Dysphagie

I. LES SIGNES D'ACCOMPAGNEMENT

Leur présence facilite le diagnostic étiologique.

Ils peuvent être liés à la dysphagie elle-même ou évocateurs de l'organe responsable.

§        La douleur (odynophagie) a le mérite d'inquiéter plus rapidement le malade et le médecin tant ce symptôme est significatif d'une lésion pharyngolaryngée ou oesophagiennne que ce soit une plaie une tumeur ou une infection. On précisera son type, son intensité et surtout son siège : douleur pharyngée haute, douleur cervicale, douleur thoracique rétrosternale à irradiations transversales postérieures. Quand la douleur est réduite à ces seules irradiations, le fait qu'elle soit déterminée par la déglutition permet de la rattacher à son origine pharyngo-oesophagienne.

§        L'otalgie réflexe est une douleur de l'oreille qui n'est pas due à une atteinte de l'oreille externe ou moyenne ; elle orientera plutôt vers le pharynx (signe du coton dans l'oreille).

§        Les régurgitations dont on précisera l'abondance, le caractère précoce ou tardif. Elles peuvent même déterminer un phénomène assez rare de rumination. Elles sont à distinguer des vomissements qui sont d'origine gastrique. Elles orientent le diagnostic vers un diverticule oesophagien.

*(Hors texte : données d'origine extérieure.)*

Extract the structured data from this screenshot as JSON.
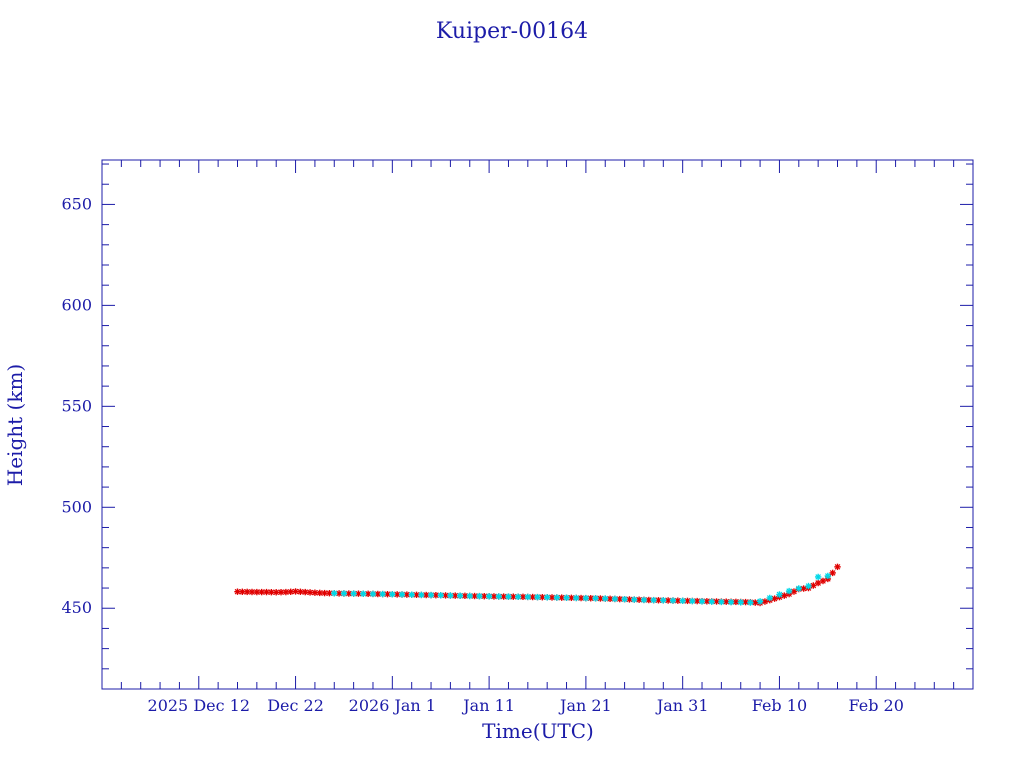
{
  "chart_data": {
    "type": "scatter",
    "title": "Kuiper-00164",
    "xlabel": "Time(UTC)",
    "ylabel": "Height (km)",
    "xlim": [
      "2025-12-02",
      "2026-03-02"
    ],
    "ylim": [
      410,
      672
    ],
    "y_ticks": [
      450,
      500,
      550,
      600,
      650
    ],
    "x_ticks": [
      {
        "date": "2025-12-12",
        "label": "2025 Dec 12"
      },
      {
        "date": "2025-12-22",
        "label": "Dec 22"
      },
      {
        "date": "2026-01-01",
        "label": "2026 Jan  1"
      },
      {
        "date": "2026-01-11",
        "label": "Jan 11"
      },
      {
        "date": "2026-01-21",
        "label": "Jan 21"
      },
      {
        "date": "2026-01-31",
        "label": "Jan 31"
      },
      {
        "date": "2026-02-10",
        "label": "Feb 10"
      },
      {
        "date": "2026-02-20",
        "label": "Feb 20"
      }
    ],
    "grid": false,
    "colors": {
      "axis": "#1c1ca8",
      "series_a": "#e00000",
      "series_b": "#00d8e8"
    },
    "series": [
      {
        "marker": "star",
        "color": "#e00000",
        "x": [
          "2025-12-16",
          "2025-12-17",
          "2025-12-18",
          "2025-12-19",
          "2025-12-20",
          "2025-12-21",
          "2025-12-22",
          "2025-12-23",
          "2025-12-24",
          "2025-12-25",
          "2025-12-27",
          "2025-12-29",
          "2025-12-31",
          "2026-01-02",
          "2026-01-04",
          "2026-01-06",
          "2026-01-08",
          "2026-01-10",
          "2026-01-12",
          "2026-01-14",
          "2026-01-16",
          "2026-01-18",
          "2026-01-20",
          "2026-01-22",
          "2026-01-24",
          "2026-01-26",
          "2026-01-28",
          "2026-01-30",
          "2026-02-01",
          "2026-02-03",
          "2026-02-05",
          "2026-02-07",
          "2026-02-08",
          "2026-02-09",
          "2026-02-10",
          "2026-02-11",
          "2026-02-12",
          "2026-02-13",
          "2026-02-14",
          "2026-02-15",
          "2026-02-16"
        ],
        "y": [
          458.2,
          458.1,
          458.0,
          458.0,
          457.9,
          458.0,
          458.3,
          458.0,
          457.7,
          457.5,
          457.3,
          457.2,
          457.0,
          456.8,
          456.6,
          456.4,
          456.2,
          456.0,
          455.8,
          455.7,
          455.5,
          455.3,
          455.1,
          454.9,
          454.6,
          454.3,
          454.0,
          453.8,
          453.6,
          453.4,
          453.2,
          453.0,
          452.6,
          454.0,
          455.5,
          457.0,
          459.5,
          460.0,
          462.5,
          464.5,
          470.5
        ]
      },
      {
        "marker": "star",
        "color": "#00d8e8",
        "x": [
          "2025-12-26",
          "2025-12-30",
          "2026-01-03",
          "2026-01-07",
          "2026-01-11",
          "2026-01-15",
          "2026-01-19",
          "2026-01-23",
          "2026-01-27",
          "2026-01-31",
          "2026-02-04",
          "2026-02-07",
          "2026-02-08",
          "2026-02-11",
          "2026-02-12",
          "2026-02-13",
          "2026-02-14",
          "2026-02-15"
        ],
        "y": [
          457.4,
          457.1,
          456.7,
          456.3,
          455.9,
          455.6,
          455.2,
          454.8,
          454.1,
          453.7,
          453.1,
          452.8,
          453.4,
          458.5,
          459.8,
          461.0,
          465.5,
          466.0
        ]
      }
    ]
  }
}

§        L'hypersialorrhée ou la production excessive de salive accompagne souvent la dysphagie ou l'odynophagie.

§        La dysphonie orientera évidemment le praticien vers une cause pharyngolaryngée, ou devra faire craindre une paralysie récurrentielle d'origine oesophagienne (récurrent gauche).

§        La dyspnée haute, signe clinique toujours tardif, est le témoin d'une atteinte laryngée ou trachéale.

§        La toux réflexe par compression ou irritation peut accompagner une tumeur médiastinale ou cervicale. Une toux expulsive peut être en rapport avec des fausses routes.

§        Enfin, une altération de l'état général se manifeste toujours après une dysphagie prolongée : amaigrissement, état subfébrile, anémie.

§        Les fausses routes peuvent accompagner la dysphagie. Elles sont dépistées à l'occasion de toux réflexe au moment de la déglutition ou d'une pneumopathie de la déglutition affectant le plus souvent la base du poumon droit. Elles peuvent être dues à une insuffisance de fermeture du sphincter laryngé, un défaut de sensibilité pharyngolaryngée ou une aphagie (débordement du larynx par letrop plein alimentaire ou salivaire.